We talk to Best in Show winner Sarah Eberle about her garden 600 days with Bradstone.

Sarah Eberle in her garden 600 Days with Bradstone

Life on Mars

Designer Sarah Eberle has been miles away just lately. Several hundred million kilometres away, to be exact, deep in outer space. The surface of Mars doesn’t usually inspire garden designers to create an award-winning garden - but then Sarah Eberle is no ordinary designer.

The Bradstone Garden

"I’ve been fascinated with space ever since I was a child,” she says. “It’s a project I’ve been working on for more than eight years now - I’ve always dreamed of getting this garden here."

The garden has a small encyclopaedia of research behind it, not only into the conditions on Mars but also into how 600 days living on another planet would affect an astronaut psychologically. Sarah drew advice from the European Space Agency and the British Science Museum.

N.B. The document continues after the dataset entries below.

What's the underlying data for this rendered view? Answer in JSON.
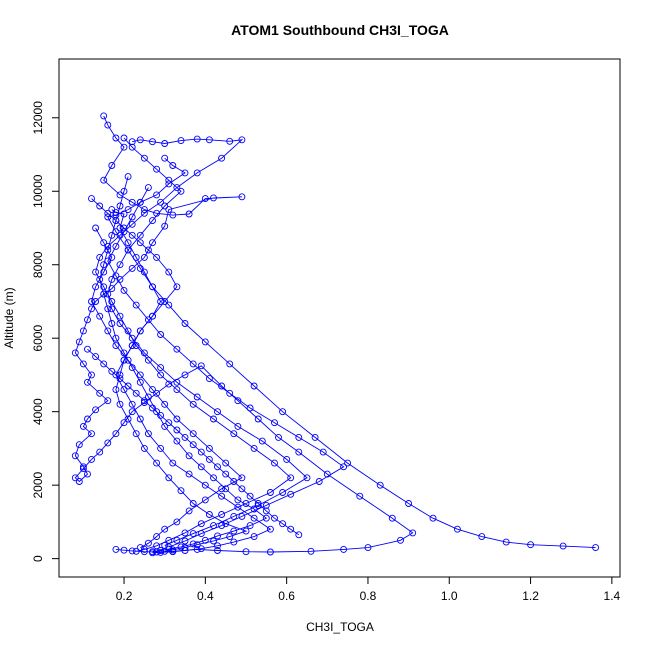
{
  "chart_data": {
    "type": "line",
    "title": "ATOM1 Southbound CH3I_TOGA",
    "xlabel": "CH3I_TOGA",
    "ylabel": "Altitude (m)",
    "xlim": [
      0.04,
      1.42
    ],
    "ylim": [
      -500,
      13600
    ],
    "xticks": [
      0.2,
      0.4,
      0.6,
      0.8,
      1.0,
      1.2,
      1.4
    ],
    "xtick_labels": [
      "0.2",
      "0.4",
      "0.6",
      "0.8",
      "1.0",
      "1.2",
      "1.4"
    ],
    "yticks": [
      0,
      2000,
      4000,
      6000,
      8000,
      10000,
      12000
    ],
    "ytick_labels": [
      "0",
      "2000",
      "4000",
      "6000",
      "8000",
      "10000",
      "12000"
    ],
    "grid": false,
    "legend": "none",
    "marker": "open-circle",
    "series_color": "#0000ff",
    "series": [
      {
        "x": [
          0.15,
          0.16,
          0.18,
          0.2,
          0.17,
          0.15,
          0.19,
          0.22,
          0.25,
          0.28,
          0.32,
          0.36,
          0.4,
          0.49,
          0.42,
          0.31,
          0.3,
          0.27,
          0.25,
          0.22,
          0.19,
          0.17,
          0.15,
          0.13,
          0.12,
          0.11,
          0.1,
          0.09,
          0.08,
          0.1,
          0.12,
          0.11,
          0.14,
          0.16,
          0.13,
          0.11,
          0.1,
          0.12,
          0.09,
          0.08,
          0.1,
          0.11,
          0.09,
          0.08,
          0.1,
          0.12,
          0.14,
          0.16,
          0.18,
          0.2,
          0.22,
          0.25,
          0.28,
          0.31,
          0.35,
          0.39,
          0.44,
          0.48,
          0.53,
          0.58,
          0.63,
          0.7,
          0.78,
          0.86,
          0.91,
          0.88,
          0.8,
          0.74,
          0.66,
          0.56,
          0.5,
          0.43,
          0.38,
          0.32,
          0.28,
          0.25,
          0.22,
          0.2,
          0.18
        ],
        "y": [
          12050,
          11800,
          11450,
          11200,
          10700,
          10300,
          9900,
          9700,
          9500,
          9400,
          9350,
          9380,
          9800,
          9850,
          9820,
          9500,
          9050,
          8600,
          8200,
          7900,
          7600,
          7350,
          7200,
          7000,
          6800,
          6500,
          6200,
          5900,
          5600,
          5300,
          5000,
          4800,
          4500,
          4300,
          4050,
          3800,
          3600,
          3400,
          3100,
          2800,
          2500,
          2300,
          2100,
          2200,
          2450,
          2700,
          2900,
          3150,
          3400,
          3700,
          4000,
          4250,
          4500,
          4750,
          5000,
          5250,
          4700,
          4300,
          3800,
          3300,
          2900,
          2300,
          1700,
          1100,
          700,
          500,
          300,
          250,
          200,
          180,
          190,
          220,
          250,
          200,
          180,
          190,
          210,
          230,
          250
        ]
      },
      {
        "x": [
          0.22,
          0.24,
          0.27,
          0.3,
          0.34,
          0.38,
          0.41,
          0.46,
          0.49,
          0.44,
          0.38,
          0.33,
          0.29,
          0.25,
          0.22,
          0.19,
          0.16,
          0.14,
          0.13,
          0.15,
          0.17,
          0.19,
          0.21,
          0.23,
          0.26,
          0.29,
          0.33,
          0.37,
          0.42,
          0.47,
          0.52,
          0.57,
          0.61,
          0.56,
          0.5,
          0.44,
          0.39,
          0.35,
          0.31,
          0.28,
          0.25,
          0.23
        ],
        "y": [
          11350,
          11400,
          11350,
          11300,
          11380,
          11420,
          11400,
          11360,
          11400,
          10900,
          10500,
          10100,
          9700,
          9400,
          9100,
          8800,
          8500,
          8200,
          7800,
          7400,
          7000,
          6600,
          6200,
          5800,
          5400,
          5000,
          4600,
          4200,
          3800,
          3400,
          3000,
          2600,
          2200,
          1800,
          1500,
          1200,
          950,
          700,
          500,
          350,
          250,
          200
        ]
      },
      {
        "x": [
          0.3,
          0.32,
          0.35,
          0.31,
          0.28,
          0.24,
          0.21,
          0.18,
          0.16,
          0.18,
          0.21,
          0.24,
          0.27,
          0.31,
          0.35,
          0.4,
          0.46,
          0.52,
          0.59,
          0.67,
          0.75,
          0.83,
          0.9,
          0.96,
          1.02,
          1.08,
          1.14,
          1.2,
          1.28,
          1.36
        ],
        "y": [
          10900,
          10700,
          10500,
          10200,
          9900,
          9700,
          9500,
          9350,
          9300,
          8900,
          8400,
          7900,
          7400,
          6900,
          6400,
          5900,
          5300,
          4700,
          4000,
          3300,
          2600,
          2000,
          1500,
          1100,
          800,
          600,
          450,
          380,
          340,
          300
        ]
      },
      {
        "x": [
          0.17,
          0.18,
          0.2,
          0.19,
          0.21,
          0.23,
          0.25,
          0.27,
          0.29,
          0.27,
          0.24,
          0.22,
          0.2,
          0.18,
          0.2,
          0.22,
          0.24,
          0.26,
          0.29,
          0.32,
          0.36,
          0.4,
          0.44,
          0.48,
          0.52,
          0.56,
          0.52,
          0.47,
          0.43,
          0.39,
          0.35,
          0.32,
          0.29,
          0.27
        ],
        "y": [
          9500,
          9420,
          9380,
          9000,
          8600,
          8200,
          7800,
          7400,
          7000,
          6600,
          6200,
          5800,
          5400,
          5000,
          4600,
          4200,
          3800,
          3400,
          3000,
          2600,
          2300,
          2000,
          1700,
          1400,
          1100,
          800,
          600,
          450,
          350,
          270,
          220,
          190,
          170,
          160
        ]
      },
      {
        "x": [
          0.21,
          0.2,
          0.19,
          0.18,
          0.17,
          0.16,
          0.15,
          0.14,
          0.15,
          0.16,
          0.17,
          0.18,
          0.2,
          0.22,
          0.24,
          0.26,
          0.28,
          0.3,
          0.33,
          0.36,
          0.39,
          0.42,
          0.45,
          0.48,
          0.52,
          0.55,
          0.51,
          0.47,
          0.43,
          0.4,
          0.37,
          0.34,
          0.31,
          0.29,
          0.27
        ],
        "y": [
          10400,
          10000,
          9600,
          9200,
          8800,
          8400,
          8000,
          7600,
          7200,
          6800,
          6400,
          6000,
          5600,
          5200,
          4800,
          4400,
          4000,
          3600,
          3200,
          2800,
          2500,
          2200,
          1900,
          1600,
          1350,
          1100,
          900,
          750,
          620,
          500,
          400,
          320,
          260,
          220,
          190
        ]
      },
      {
        "x": [
          0.12,
          0.14,
          0.16,
          0.18,
          0.2,
          0.22,
          0.24,
          0.26,
          0.28,
          0.31,
          0.33,
          0.3,
          0.27,
          0.24,
          0.22,
          0.2,
          0.19,
          0.18,
          0.19,
          0.21,
          0.23,
          0.25,
          0.28,
          0.31,
          0.34,
          0.37,
          0.41,
          0.45,
          0.5,
          0.46,
          0.42,
          0.38,
          0.35,
          0.32,
          0.3
        ],
        "y": [
          9800,
          9600,
          9400,
          9200,
          9000,
          8800,
          8600,
          8400,
          8200,
          7800,
          7400,
          7000,
          6600,
          6200,
          5800,
          5400,
          5000,
          4600,
          4200,
          3800,
          3400,
          3000,
          2600,
          2200,
          1850,
          1500,
          1200,
          950,
          750,
          600,
          480,
          380,
          300,
          240,
          200
        ]
      },
      {
        "x": [
          0.2,
          0.22,
          0.25,
          0.28,
          0.31,
          0.34,
          0.3,
          0.27,
          0.24,
          0.21,
          0.19,
          0.17,
          0.16,
          0.17,
          0.19,
          0.22,
          0.25,
          0.29,
          0.33,
          0.38,
          0.43,
          0.48,
          0.54,
          0.6,
          0.65,
          0.59,
          0.53,
          0.47,
          0.42,
          0.37,
          0.33,
          0.3
        ],
        "y": [
          11450,
          11200,
          10900,
          10600,
          10300,
          10000,
          9600,
          9200,
          8800,
          8400,
          8000,
          7600,
          7200,
          6800,
          6400,
          6000,
          5600,
          5200,
          4800,
          4400,
          4000,
          3600,
          3200,
          2700,
          2200,
          1800,
          1450,
          1150,
          900,
          680,
          500,
          360
        ]
      },
      {
        "x": [
          0.13,
          0.15,
          0.17,
          0.15,
          0.13,
          0.12,
          0.14,
          0.16,
          0.18,
          0.21,
          0.24,
          0.27,
          0.3,
          0.33,
          0.37,
          0.41,
          0.45,
          0.49,
          0.44,
          0.4,
          0.36,
          0.33,
          0.3,
          0.28,
          0.26,
          0.24
        ],
        "y": [
          9000,
          8600,
          8200,
          7800,
          7400,
          7000,
          6600,
          6200,
          5800,
          5400,
          5000,
          4600,
          4200,
          3800,
          3400,
          3000,
          2600,
          2200,
          1900,
          1600,
          1300,
          1000,
          800,
          600,
          420,
          300
        ]
      },
      {
        "x": [
          0.26,
          0.24,
          0.22,
          0.2,
          0.18,
          0.16,
          0.18,
          0.2,
          0.23,
          0.26,
          0.29,
          0.33,
          0.37,
          0.41,
          0.46,
          0.51,
          0.57,
          0.63,
          0.69,
          0.74,
          0.68,
          0.61,
          0.55,
          0.49,
          0.44,
          0.39,
          0.35,
          0.31
        ],
        "y": [
          10100,
          9700,
          9300,
          8900,
          8500,
          8100,
          7700,
          7300,
          6900,
          6500,
          6100,
          5700,
          5300,
          4900,
          4500,
          4100,
          3700,
          3300,
          2900,
          2500,
          2100,
          1750,
          1450,
          1150,
          900,
          680,
          480,
          320
        ]
      },
      {
        "x": [
          0.11,
          0.13,
          0.15,
          0.17,
          0.19,
          0.21,
          0.23,
          0.25,
          0.27,
          0.29,
          0.31,
          0.33,
          0.35,
          0.37,
          0.39,
          0.41,
          0.43,
          0.45,
          0.47,
          0.49,
          0.51,
          0.53,
          0.55,
          0.57,
          0.59,
          0.61,
          0.63
        ],
        "y": [
          5700,
          5500,
          5300,
          5100,
          4900,
          4700,
          4500,
          4300,
          4100,
          3900,
          3700,
          3500,
          3300,
          3100,
          2900,
          2700,
          2500,
          2300,
          2100,
          1900,
          1700,
          1500,
          1300,
          1100,
          950,
          800,
          650
        ]
      }
    ]
  }
}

"Everything on the garden is within the realms of current scientific possibility," says Sarah. Astronauts chill out in the pit-like Nap Station, and steaming pools in the garden - created using vaporisers - replicate water melting deep within the permafrost on Mars and seeping up to the surface, to be used by astronauts living there.

The striking red rammed-earth walls and rusty iron metal sculpture are uncompromising enough. But it’s the planting that really sets it apart - a sparse, unforgiving mix of cactuses, aloes, agaves and cycads at one end, and exotic edibles like chillies, myrtle and figs at the other. The effect is strange, other-worldly, and utterly different.

"The basic, core material is arid, because water needs to be conserved,” says Sarah, who is better known for her work with soft English wildflowers. "And the astronauts would be on a very dry, concentrated diet, so we’ve got luxury things like chillies, and things like strawberries and oranges, which are really feel-good, comfort food."

Calendulas, there for their medicinal properties, are the only bright splash of colour in the garden. Sarah says the lack of colour variety was a concern at first.

"If you want someone to feel comfortable, cactuses aren’t really the things to do it with," she says. "But I’m really pleased with how it’s worked, with the balance of it. Instead of just putting the same old stuff in, I‘ve had to think, how do I actually use these things."

Sarah says her experience of this very different design style won’t change her usual way of working in the long term. But when such a radically different garden wins at Chelsea, it may well change the way we think about gardens for some time to come.